Source Server continues when instance is frozen because of an error switching journal files

Final Release Note

Source Server processes continue operation even when the instance is frozen due to an error while switching journal files. In prior versions of YottaDB (and GT.M versions V6.3-001A and above), the Source Server could terminate with a JNLSWITCHRETRY error in this uncommon occurrence. This issue was only observed in the development environment and was never reported by a user. (#235 (closed))

Description

The v62000_1/gtm8086 subtest failed because the source server terminated prematurely with a JNLSWITCHRETRY error.

The test drives a lot of processes doing updates to the db/jnls with a small autoswitchlimit value so journal file switches happen frequently (once or twice a second).

After one journal switch has happened, the test turns off write permissions to the directory housing the journal files ("jnldir").
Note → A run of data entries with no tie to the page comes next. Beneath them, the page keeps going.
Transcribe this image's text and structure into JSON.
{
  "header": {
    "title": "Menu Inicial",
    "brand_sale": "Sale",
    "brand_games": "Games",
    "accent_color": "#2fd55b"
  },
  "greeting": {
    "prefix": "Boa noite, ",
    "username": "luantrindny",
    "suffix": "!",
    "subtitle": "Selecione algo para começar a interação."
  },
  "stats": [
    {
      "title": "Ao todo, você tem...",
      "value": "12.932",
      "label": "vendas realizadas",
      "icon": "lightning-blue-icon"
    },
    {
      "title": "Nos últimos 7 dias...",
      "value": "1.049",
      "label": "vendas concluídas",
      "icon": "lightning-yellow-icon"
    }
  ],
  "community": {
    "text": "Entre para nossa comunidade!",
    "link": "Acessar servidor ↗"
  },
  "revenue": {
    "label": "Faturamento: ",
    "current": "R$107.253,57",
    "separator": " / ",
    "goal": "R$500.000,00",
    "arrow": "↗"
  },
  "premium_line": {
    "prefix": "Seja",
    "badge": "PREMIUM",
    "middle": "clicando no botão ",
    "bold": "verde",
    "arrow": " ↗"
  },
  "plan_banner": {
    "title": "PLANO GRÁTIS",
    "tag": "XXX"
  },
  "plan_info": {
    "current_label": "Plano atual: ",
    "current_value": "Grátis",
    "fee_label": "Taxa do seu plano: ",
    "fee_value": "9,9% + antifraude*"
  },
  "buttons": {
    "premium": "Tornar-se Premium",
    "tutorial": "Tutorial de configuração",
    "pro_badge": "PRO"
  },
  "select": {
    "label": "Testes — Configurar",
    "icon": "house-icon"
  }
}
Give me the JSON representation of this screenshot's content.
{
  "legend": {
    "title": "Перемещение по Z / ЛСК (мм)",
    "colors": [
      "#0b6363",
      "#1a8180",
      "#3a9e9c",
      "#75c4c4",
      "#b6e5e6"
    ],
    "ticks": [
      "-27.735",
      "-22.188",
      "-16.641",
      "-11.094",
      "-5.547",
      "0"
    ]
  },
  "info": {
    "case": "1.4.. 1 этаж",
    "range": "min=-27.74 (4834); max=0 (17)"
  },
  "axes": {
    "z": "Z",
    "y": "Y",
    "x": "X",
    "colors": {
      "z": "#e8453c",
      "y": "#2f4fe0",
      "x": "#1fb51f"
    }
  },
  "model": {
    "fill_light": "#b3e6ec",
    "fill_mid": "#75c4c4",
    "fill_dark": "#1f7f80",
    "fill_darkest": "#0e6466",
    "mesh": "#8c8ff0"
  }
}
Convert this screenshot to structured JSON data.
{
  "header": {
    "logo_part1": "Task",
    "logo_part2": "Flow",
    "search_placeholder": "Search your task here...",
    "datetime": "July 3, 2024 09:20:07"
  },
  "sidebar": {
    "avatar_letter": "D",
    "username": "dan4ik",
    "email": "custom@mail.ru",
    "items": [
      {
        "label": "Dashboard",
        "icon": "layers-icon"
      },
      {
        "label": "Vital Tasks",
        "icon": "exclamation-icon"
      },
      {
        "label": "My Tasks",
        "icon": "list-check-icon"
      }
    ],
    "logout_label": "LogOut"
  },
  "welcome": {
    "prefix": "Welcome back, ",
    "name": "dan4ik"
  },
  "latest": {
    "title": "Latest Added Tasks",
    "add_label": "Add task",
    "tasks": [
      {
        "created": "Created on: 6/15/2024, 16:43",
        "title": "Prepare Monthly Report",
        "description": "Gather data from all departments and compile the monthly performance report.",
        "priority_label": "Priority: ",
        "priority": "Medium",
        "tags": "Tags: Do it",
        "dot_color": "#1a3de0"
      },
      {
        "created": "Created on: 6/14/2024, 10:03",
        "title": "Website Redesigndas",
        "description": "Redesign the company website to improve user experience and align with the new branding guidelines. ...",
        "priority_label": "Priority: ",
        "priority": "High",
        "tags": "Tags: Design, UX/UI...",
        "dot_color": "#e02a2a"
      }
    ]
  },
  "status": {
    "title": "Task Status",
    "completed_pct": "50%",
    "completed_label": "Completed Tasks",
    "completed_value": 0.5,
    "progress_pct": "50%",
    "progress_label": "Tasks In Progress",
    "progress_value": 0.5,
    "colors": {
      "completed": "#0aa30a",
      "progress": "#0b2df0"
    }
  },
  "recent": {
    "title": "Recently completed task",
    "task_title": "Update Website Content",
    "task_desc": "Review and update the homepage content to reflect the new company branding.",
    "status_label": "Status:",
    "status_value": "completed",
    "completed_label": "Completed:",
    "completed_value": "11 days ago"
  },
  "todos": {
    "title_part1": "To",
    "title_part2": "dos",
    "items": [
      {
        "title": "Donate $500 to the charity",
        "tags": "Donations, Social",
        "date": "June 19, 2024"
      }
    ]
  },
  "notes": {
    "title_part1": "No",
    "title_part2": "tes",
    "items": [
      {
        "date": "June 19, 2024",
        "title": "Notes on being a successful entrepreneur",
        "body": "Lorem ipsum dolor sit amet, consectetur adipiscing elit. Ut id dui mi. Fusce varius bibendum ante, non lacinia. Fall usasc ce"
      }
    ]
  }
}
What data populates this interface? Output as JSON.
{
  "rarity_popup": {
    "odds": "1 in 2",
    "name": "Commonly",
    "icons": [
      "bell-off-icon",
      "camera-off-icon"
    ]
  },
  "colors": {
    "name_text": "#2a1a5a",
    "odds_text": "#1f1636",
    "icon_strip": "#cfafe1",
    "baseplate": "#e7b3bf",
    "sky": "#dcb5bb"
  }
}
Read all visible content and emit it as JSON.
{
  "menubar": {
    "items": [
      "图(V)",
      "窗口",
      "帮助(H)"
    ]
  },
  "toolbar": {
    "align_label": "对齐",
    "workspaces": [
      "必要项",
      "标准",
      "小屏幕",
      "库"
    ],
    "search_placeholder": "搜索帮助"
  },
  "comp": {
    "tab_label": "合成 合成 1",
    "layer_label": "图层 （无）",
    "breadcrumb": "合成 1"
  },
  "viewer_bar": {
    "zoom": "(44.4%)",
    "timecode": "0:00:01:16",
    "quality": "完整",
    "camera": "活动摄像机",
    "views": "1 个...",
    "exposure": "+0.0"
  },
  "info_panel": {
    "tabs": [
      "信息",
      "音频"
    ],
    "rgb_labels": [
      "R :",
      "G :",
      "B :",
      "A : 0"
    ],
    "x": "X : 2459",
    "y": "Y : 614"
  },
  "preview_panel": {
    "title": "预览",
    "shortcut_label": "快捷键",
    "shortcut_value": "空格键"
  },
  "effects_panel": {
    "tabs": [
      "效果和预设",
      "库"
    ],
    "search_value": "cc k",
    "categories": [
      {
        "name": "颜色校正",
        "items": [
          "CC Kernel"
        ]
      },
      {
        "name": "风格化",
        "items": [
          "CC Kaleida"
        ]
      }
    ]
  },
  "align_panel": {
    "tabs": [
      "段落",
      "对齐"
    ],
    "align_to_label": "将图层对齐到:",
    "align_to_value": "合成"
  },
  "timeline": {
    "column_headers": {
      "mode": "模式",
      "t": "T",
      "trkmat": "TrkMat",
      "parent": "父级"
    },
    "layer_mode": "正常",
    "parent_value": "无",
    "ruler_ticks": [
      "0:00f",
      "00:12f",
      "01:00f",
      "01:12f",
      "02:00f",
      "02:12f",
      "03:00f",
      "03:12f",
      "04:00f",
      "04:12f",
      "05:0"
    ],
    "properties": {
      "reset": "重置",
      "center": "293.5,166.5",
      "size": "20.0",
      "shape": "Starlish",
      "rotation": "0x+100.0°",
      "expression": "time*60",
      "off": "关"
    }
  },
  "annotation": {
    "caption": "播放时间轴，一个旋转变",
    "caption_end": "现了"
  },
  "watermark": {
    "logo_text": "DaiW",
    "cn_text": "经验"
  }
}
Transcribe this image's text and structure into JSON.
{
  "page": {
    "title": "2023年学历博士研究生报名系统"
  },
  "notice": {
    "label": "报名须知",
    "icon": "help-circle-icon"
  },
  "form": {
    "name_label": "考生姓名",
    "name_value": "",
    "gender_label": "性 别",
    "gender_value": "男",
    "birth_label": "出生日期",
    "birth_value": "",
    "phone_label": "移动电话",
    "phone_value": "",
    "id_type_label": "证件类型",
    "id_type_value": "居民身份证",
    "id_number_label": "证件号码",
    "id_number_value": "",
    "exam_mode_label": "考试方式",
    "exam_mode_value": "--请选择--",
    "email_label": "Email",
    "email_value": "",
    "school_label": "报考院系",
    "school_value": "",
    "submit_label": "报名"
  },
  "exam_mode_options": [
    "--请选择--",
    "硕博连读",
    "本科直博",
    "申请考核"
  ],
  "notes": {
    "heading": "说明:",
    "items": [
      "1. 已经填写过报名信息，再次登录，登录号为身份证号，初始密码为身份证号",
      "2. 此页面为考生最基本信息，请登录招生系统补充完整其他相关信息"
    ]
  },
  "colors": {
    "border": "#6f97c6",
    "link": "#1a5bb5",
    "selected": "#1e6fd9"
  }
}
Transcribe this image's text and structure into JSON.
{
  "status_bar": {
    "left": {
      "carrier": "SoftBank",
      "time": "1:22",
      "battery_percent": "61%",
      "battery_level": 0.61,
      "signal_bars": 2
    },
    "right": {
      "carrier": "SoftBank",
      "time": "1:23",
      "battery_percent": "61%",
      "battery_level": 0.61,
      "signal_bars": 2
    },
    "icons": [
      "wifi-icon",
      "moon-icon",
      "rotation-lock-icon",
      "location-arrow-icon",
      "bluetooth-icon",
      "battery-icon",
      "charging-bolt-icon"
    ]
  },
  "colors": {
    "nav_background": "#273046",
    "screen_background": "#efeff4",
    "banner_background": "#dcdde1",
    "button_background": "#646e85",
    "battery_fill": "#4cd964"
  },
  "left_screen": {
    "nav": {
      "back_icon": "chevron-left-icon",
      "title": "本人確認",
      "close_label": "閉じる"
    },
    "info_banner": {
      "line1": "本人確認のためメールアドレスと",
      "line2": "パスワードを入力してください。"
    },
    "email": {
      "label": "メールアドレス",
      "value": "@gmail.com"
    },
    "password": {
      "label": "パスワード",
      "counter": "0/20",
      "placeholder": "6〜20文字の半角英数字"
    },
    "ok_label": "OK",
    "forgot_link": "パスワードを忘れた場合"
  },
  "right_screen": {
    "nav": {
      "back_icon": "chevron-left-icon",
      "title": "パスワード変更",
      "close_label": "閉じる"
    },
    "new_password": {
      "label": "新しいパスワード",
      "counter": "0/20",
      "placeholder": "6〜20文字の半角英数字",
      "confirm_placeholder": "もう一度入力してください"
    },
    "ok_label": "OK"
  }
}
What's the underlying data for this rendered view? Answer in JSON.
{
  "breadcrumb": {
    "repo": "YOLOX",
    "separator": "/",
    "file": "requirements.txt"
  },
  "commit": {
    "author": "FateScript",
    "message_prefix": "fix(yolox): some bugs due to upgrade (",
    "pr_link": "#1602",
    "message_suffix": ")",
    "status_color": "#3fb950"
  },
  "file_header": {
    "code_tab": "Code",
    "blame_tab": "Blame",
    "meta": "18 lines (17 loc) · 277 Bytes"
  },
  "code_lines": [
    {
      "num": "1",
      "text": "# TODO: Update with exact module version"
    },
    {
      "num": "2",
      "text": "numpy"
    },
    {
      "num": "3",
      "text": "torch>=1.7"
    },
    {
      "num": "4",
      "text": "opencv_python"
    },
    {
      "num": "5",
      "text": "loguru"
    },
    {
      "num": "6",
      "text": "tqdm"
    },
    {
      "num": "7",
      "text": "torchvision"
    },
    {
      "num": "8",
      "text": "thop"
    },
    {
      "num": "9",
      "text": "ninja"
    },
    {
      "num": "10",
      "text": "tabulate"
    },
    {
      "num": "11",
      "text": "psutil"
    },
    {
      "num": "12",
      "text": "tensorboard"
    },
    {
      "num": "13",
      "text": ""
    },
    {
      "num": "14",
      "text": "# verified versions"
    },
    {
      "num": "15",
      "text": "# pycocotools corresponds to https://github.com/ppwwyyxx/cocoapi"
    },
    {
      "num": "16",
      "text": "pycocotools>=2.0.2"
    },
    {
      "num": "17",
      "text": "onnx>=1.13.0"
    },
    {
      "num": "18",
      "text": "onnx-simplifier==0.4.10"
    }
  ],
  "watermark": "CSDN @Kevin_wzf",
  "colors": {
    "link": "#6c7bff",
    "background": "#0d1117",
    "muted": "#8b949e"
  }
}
Since this test runs with replication and has instance freeze turned on, the test expects the instance to be frozen when a journal switch happens after write permissions have been turned off (that did freeze the instance in this test run).

Soon after the test turns write permissions back on "jnldir".

In this test run though, it so happened that the source server had sent all seqnos until the penultimate generation journal file so it tries to open the latest generation journal file (say JNL1) which is full of data (upto the autoswitch limit).

But before the source server could open JNL1, this journal file JNL1 had just been closed concurrently by another mumps process (in preparing to switch to a new journal file) and the field "is_not_latest_jnl" was set in the jnl file header of JNL1 but the concurrent process encountered an error while trying to create a new generation journal file JNL2 (due to write permissions) so it did not rename the JNL1 file (.mjl --> .mjl_..)

That meant the source server saw JNL1 and wanted to open it ("jnl_file_open_common") but saw the "is_not_latest_jnl" field and issued a JNLSWITCHRETRY error in the source server log and terminated. That in turn caused the test failure.

This is an edge-case code issue in the source server since GT.M V6.3-001A when the JNLSWITCHRETRY error was introduced.

In the case of mumps processes, once they fail the "jnl_file_open_common" call with JNLSWITCHRETRY error, they will try the "jnl_file_open_switch" call but because the instance is frozen, they will hang (trying to create a new journal file will go through LSEEKWRITE which will hang).

But in the case of the source server, we have code in jnl_file_open.c which disables the call to "jnl_file_open_switch" because we decided the source server is a read-only process and should never create journal files.

And so it takes a different codepath which is to print the JNLSWITCHRETRY error.

The source server should not issue the error but instead read from the latest generation journal file as if it is an older generation journal file (since this journal file will never be the currently open journal file in shared memory again) just like it would read from any prior generation journal file.

Draft Release Note

The replication source server works correctly even if the replication instance is frozen due to an error while switching journal files. In prior versions of YottaDB (and GT.M versions V6.3-001A and above), the source server could terminate with a JNLSWITCHRETRY error in this scenario in rare cases.